Furthermore, the phrase "full coverage" is often misunderstood. It usually refers to comprehensive and collision coverage added to your state minimum policy—excellent for protecting your vehicle, but it doesn't necessarily increase your bodily injury limits. It's also possible that your "full coverage" policy doesn't include underinsured coverage, arguably the most cost-effective and vital coverage you can have.
Underinsured coverage comes into play when the at-fault party's insurance is exhausted. For instance, if you're in an accident with a driver having a state minimum bodily injury (BI) policy of $25,000, and your case is worth $50,000, if you have up to $50,000 in underinsured coverage, your attorneys would recover the full $25,000 from the at-fault party's insurer and then seek the remaining $25,000 from your underinsured policy.
Fortunately, you should not see an increase in your premiums if you weren't at fault for the accident. However, the term "at fault" is open to interpretation and requires a fact-specific legal analysis of the accident's circumstances.
Remember that you shouldn't feel guilty about raising a claim against your own insurer. When you purchase insurance, you enter a legally binding contract with the insurer, where you agree to pay a certain premium for coverage up to a specific value. In fact, your insurance agent may not even be aware that you have an underinsured motorist claim pending. These negotiations are typically handled by attorneys and adjusters, not your personal agent.
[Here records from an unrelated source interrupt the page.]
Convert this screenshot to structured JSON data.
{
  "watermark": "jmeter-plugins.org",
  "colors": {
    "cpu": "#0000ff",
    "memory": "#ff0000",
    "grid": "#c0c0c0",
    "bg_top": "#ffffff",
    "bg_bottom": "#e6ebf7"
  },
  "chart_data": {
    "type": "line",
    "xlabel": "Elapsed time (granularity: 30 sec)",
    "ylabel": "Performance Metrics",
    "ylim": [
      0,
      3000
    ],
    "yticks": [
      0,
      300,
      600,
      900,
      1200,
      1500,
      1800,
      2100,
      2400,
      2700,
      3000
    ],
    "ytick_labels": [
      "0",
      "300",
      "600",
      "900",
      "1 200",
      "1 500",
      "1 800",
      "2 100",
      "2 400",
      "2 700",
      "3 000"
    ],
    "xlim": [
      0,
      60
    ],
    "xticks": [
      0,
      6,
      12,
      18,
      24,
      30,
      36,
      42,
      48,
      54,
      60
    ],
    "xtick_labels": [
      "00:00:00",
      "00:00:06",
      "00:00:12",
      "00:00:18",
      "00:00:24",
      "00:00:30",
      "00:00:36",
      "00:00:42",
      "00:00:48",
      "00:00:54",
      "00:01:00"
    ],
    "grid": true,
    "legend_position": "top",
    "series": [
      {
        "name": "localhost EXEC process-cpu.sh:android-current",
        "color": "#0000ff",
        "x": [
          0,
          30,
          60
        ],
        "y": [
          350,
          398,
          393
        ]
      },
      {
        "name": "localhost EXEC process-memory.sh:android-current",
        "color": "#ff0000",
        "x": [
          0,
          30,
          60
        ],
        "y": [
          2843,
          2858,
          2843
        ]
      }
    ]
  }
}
So, how much insurance should you have? It's a complex question that depends on your unique situation. However, underinsured and uninsured motorist coverages are arguably the two most important coverages, and they are usually the least expensive types to increase. Bear in mind that you cannot retroactively increase your limits after an accident occurs. Like estate planning, setting your coverage limits is a proactive measure because you never know when you might fall victim to someone's negligent driving.